Snapshot from bp’s AGM 2026 | Credit: bp
🗳️ bp shareholders rejected two key resolutions at its AGM, including proposals to scale back climate-related disclosures and allow virtual-only meetings, with both failing to reach the required 75% approval. The vote follows pressure from activist group Follow This and institutional investors, who criticized bp’s recent strategy shift toward increased oil and gas investment. Shareholders effectively blocked efforts to remove earlier climate disclosure commitments, reinforcing expectations for transparency despite the company’s argument that newer regulatory frameworks make them redundant.
🇪🇺 The EU, alongside financial partners, launched the Global Green Bond Initiative Fund, aiming to mobilize up to €20 billion in private capital for sustainable infrastructure projects in low and middle-income countries. Managed by Amundi, the fund will allocate at least 20% to the least developed countries and focus on both euro-denominated and local currency green bonds, supporting climate goals while strengthening local capital markets and the international role of the euro.
🏦 A group of institutional investors asked the UK’s Financial Reporting Council to review HSBC’s 2025 accounts and audit, raising concerns that the bank may not be adequately reflecting climate-related risks. They also flagged limited transparency on how PwC assessed these risks in its audit. Investors argue HSBC’s view of minimal short to medium-term climate impact may be overly optimistic given exposure to physical and transition risks, warning that insufficient disclosure and accounting could put capital at risk.
⚛️ X-energy raised over $1 billion in its IPO to scale deployment of small modular reactors (SMRs), with strong demand pushing pricing above expectations. The company is developing advanced nuclear projects with partners including Amazon, Dow and Centrica, targeting over 11 GW of capacity, as SMRs gain traction as a carbon-free solution for rising energy demand from industry and data centers.

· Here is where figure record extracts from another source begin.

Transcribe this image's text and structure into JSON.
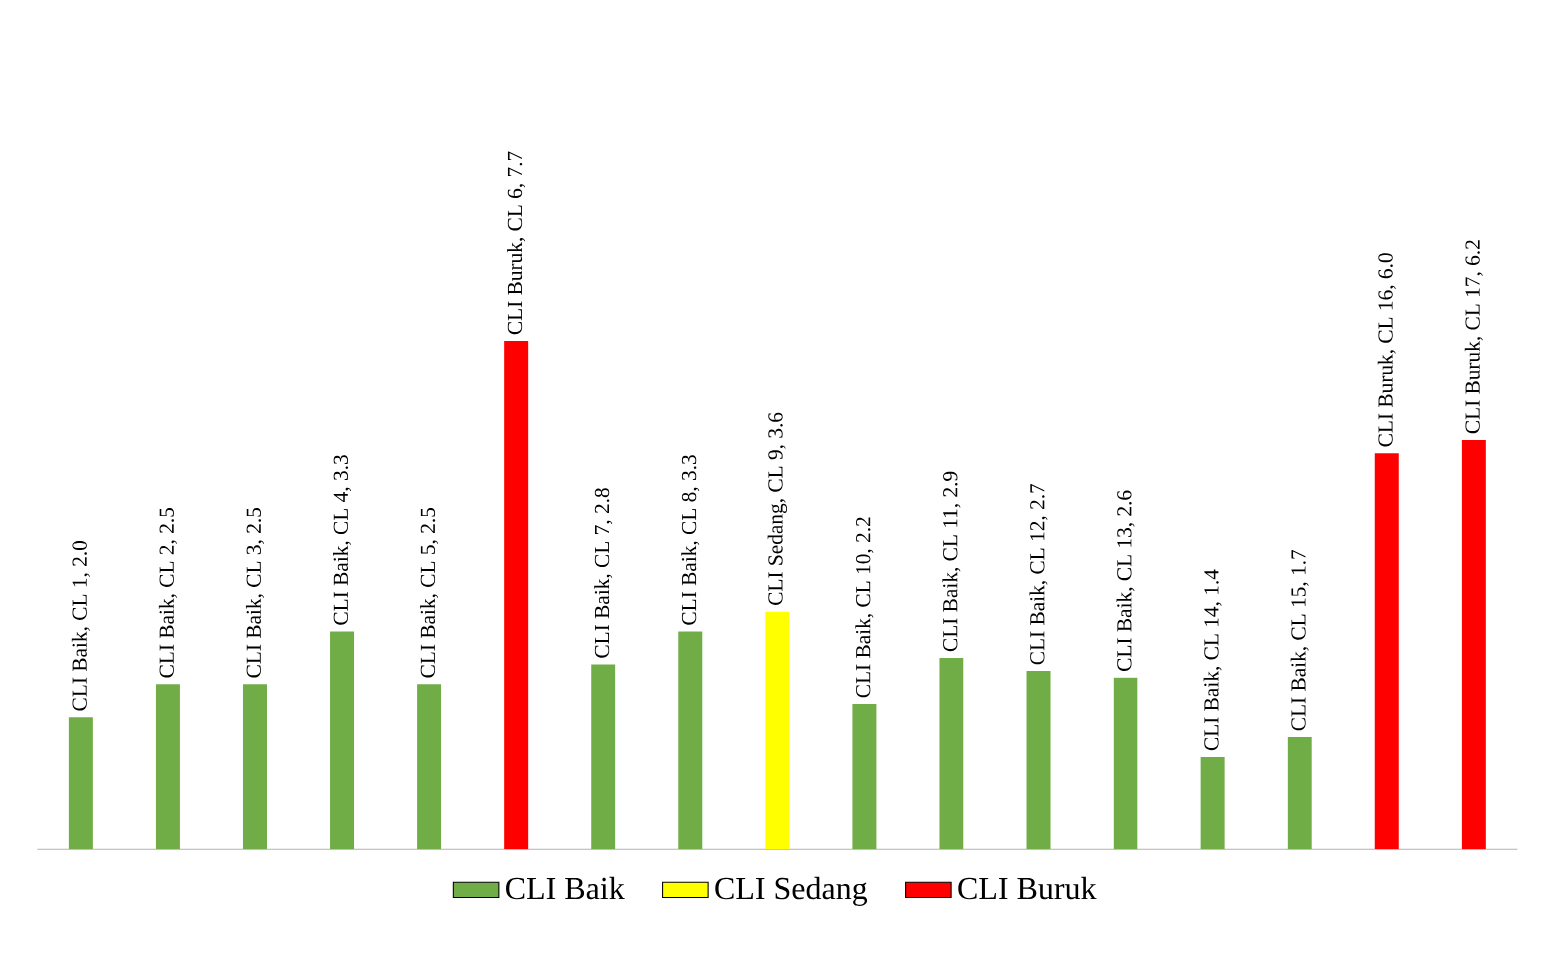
{
  "chart_data": {
    "type": "bar",
    "categories": [
      null,
      null,
      null,
      null,
      null,
      null,
      null,
      null,
      null,
      null,
      null,
      null,
      null,
      null,
      null,
      null,
      null
    ],
    "series": [
      {
        "name": "CLI Baik",
        "color": "#70ad47",
        "values": [
          2.0,
          2.5,
          2.5,
          3.3,
          2.5,
          null,
          2.8,
          3.3,
          null,
          2.2,
          2.9,
          2.7,
          2.6,
          1.4,
          1.7,
          null,
          null
        ],
        "value_labels": [
          "CLI Baik, CL 1, 2.0",
          "CLI Baik, CL 2, 2.5",
          "CLI Baik, CL 3, 2.5",
          "CLI Baik, CL 4, 3.3",
          "CLI Baik, CL 5, 2.5",
          null,
          "CLI Baik, CL 7, 2.8",
          "CLI Baik, CL 8, 3.3",
          null,
          "CLI Baik, CL 10, 2.2",
          "CLI Baik, CL 11, 2.9",
          "CLI Baik, CL 12, 2.7",
          "CLI Baik, CL 13, 2.6",
          "CLI Baik, CL 14, 1.4",
          "CLI Baik, CL 15, 1.7",
          null,
          null
        ]
      },
      {
        "name": "CLI Sedang",
        "color": "#ffff00",
        "values": [
          null,
          null,
          null,
          null,
          null,
          null,
          null,
          null,
          3.6,
          null,
          null,
          null,
          null,
          null,
          null,
          null,
          null
        ],
        "value_labels": [
          null,
          null,
          null,
          null,
          null,
          null,
          null,
          null,
          "CLI Sedang, CL 9, 3.6",
          null,
          null,
          null,
          null,
          null,
          null,
          null,
          null
        ]
      },
      {
        "name": "CLI Buruk",
        "color": "#ff0000",
        "values": [
          null,
          null,
          null,
          null,
          null,
          7.7,
          null,
          null,
          null,
          null,
          null,
          null,
          null,
          null,
          null,
          6.0,
          6.2
        ],
        "value_labels": [
          null,
          null,
          null,
          null,
          null,
          "CLI Buruk, CL 6, 7.7",
          null,
          null,
          null,
          null,
          null,
          null,
          null,
          null,
          null,
          "CLI Buruk, CL 16, 6.0",
          "CLI Buruk, CL 17, 6.2"
        ]
      }
    ],
    "stacked": true,
    "legend": "bottom"
  }
}
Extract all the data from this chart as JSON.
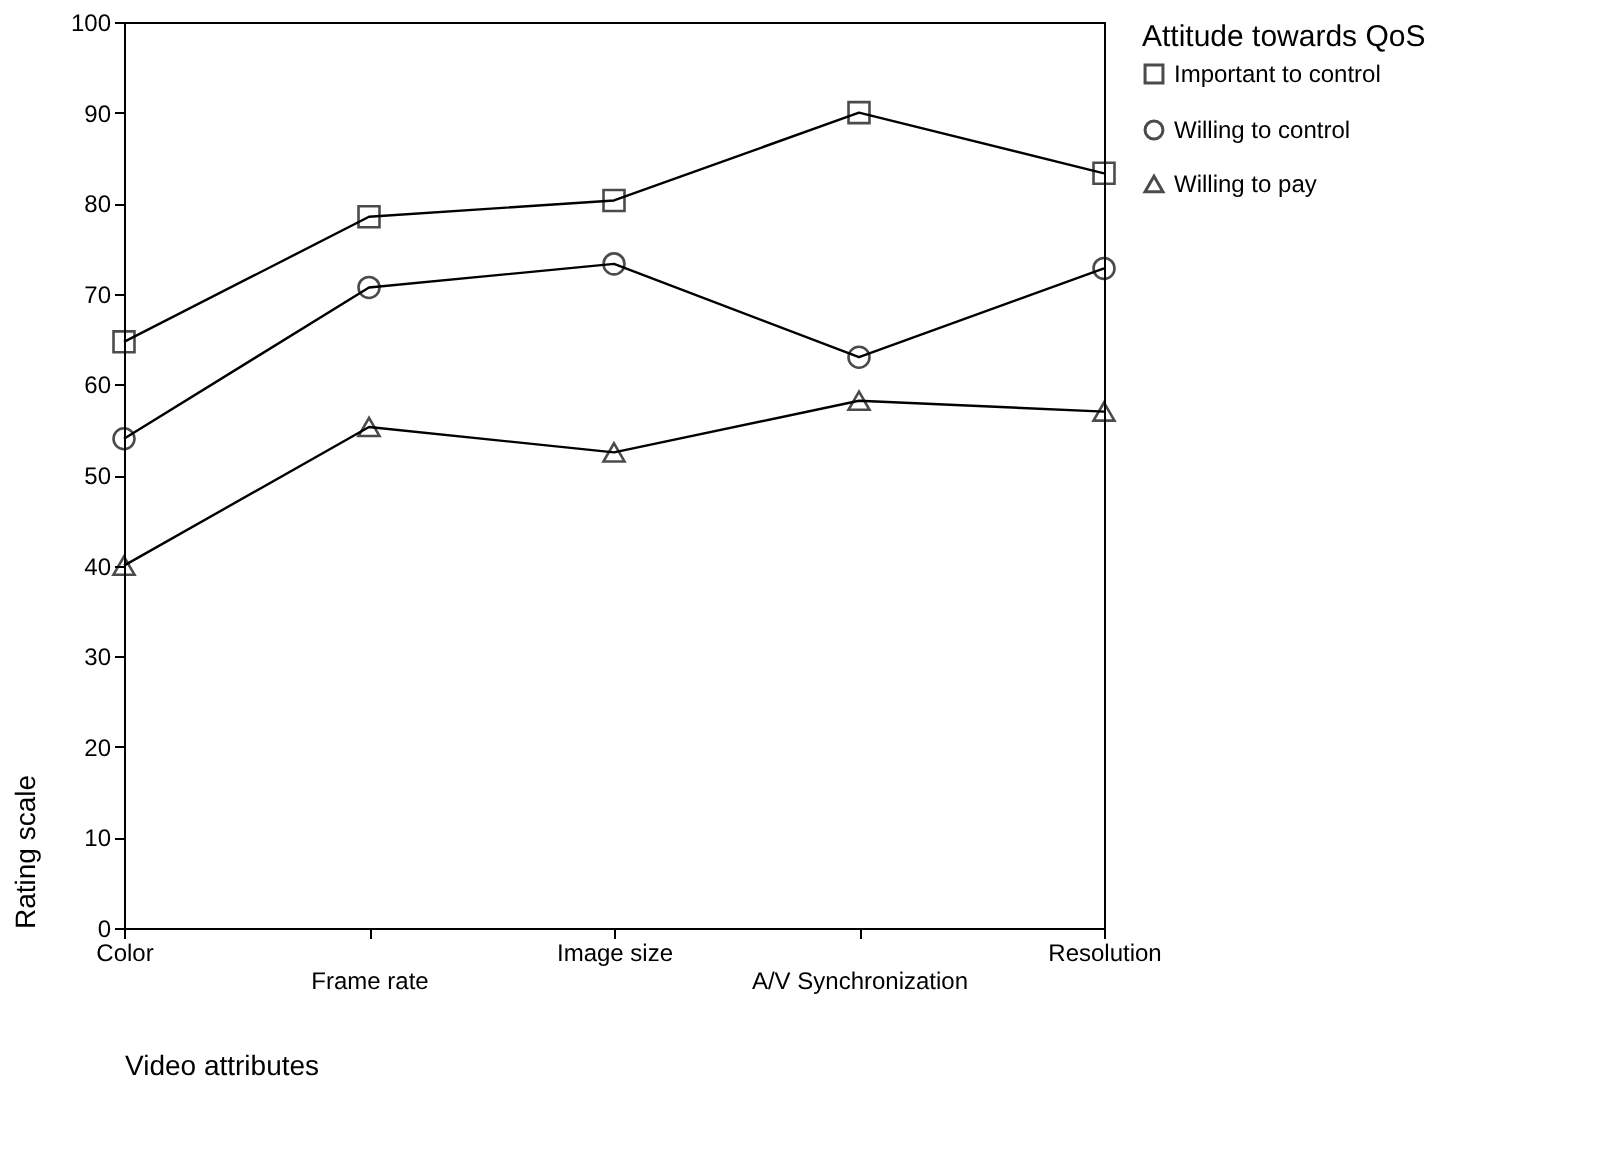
{
  "chart_data": {
    "type": "line",
    "xlabel": "Video attributes",
    "ylabel": "Rating scale",
    "legend_title": "Attitude towards QoS",
    "categories": [
      "Color",
      "Frame rate",
      "Image size",
      "A/V Synchronization",
      "Resolution"
    ],
    "series": [
      {
        "name": "Important to control",
        "color": "#000000",
        "marker": "square",
        "values": [
          64.7,
          78.5,
          80.3,
          90.0,
          83.3
        ]
      },
      {
        "name": "Willing to control",
        "color": "#000000",
        "marker": "circle",
        "values": [
          54.0,
          70.7,
          73.3,
          63.0,
          72.8
        ]
      },
      {
        "name": "Willing to pay",
        "color": "#000000",
        "marker": "triangle",
        "values": [
          40.0,
          55.3,
          52.5,
          58.2,
          57.0
        ]
      }
    ],
    "ylim": [
      0,
      100
    ],
    "yticks": [
      0,
      10,
      20,
      30,
      40,
      50,
      60,
      70,
      80,
      90,
      100
    ],
    "grid": false,
    "legend": "right",
    "line_style": "solid"
  }
}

🌱 The World Bank raised $120 million through a “Spekboom Restoration Outcome Bond” to fund ecosystem restoration and job creation in South Africa, backed by an Amazon carbon credit offtake deal. The bond offers principal protection with returns linked to carbon credit revenues and project performance, supporting a 50,000-hectare restoration initiative expected to create around 11,000 jobs while leveraging private capital and aligning investor returns with environmental outcomes.
M&A
🔋 Allianz Global Investors acquired a 51% stake in German battery storage platform GESI, expanding its investments in large-scale energy storage. GESI is developing major projects with 2.6 GW grid capacity, set to be operational by 2029, helping integrate renewables and reduce curtailment. The deal marks AllianzGI’s second recent storage investment, reinforcing its focus on grid stability and energy system resilience.
🌱 Mangrove Systems acquired operating assets from Grain Ecosystem to expand its biochar-focused carbon removal platform. The deal brings Grain’s customer base onto Mangrove’s dMRV system, offering AI-driven carbon accounting, reporting, and certification support. The move strengthens Mangrove’s position in the growing biochar market, a scalable carbon removal solution with long-term storage and agricultural benefits.
Startup funding rounds
⚡ Decade Energy raised €22 million to scale its electric truck infrastructure platform and expand across Europe. The company provides integrated energy solutions for logistics depots, including charging, battery storage, and optimization software, addressing power access bottlenecks in fleet electrification.
⚡️ Exergy3 raised £10 million to scale its technology that converts surplus renewable electricity into high-temperature industrial heat. The system captures excess power, such as curtailed wind and stores it as heat up to 1,200°C, enabling low-carbon, cost-efficient energy for industry. Funding will support manufacturing scale-up, team expansion, and broader deployment across industrial sites.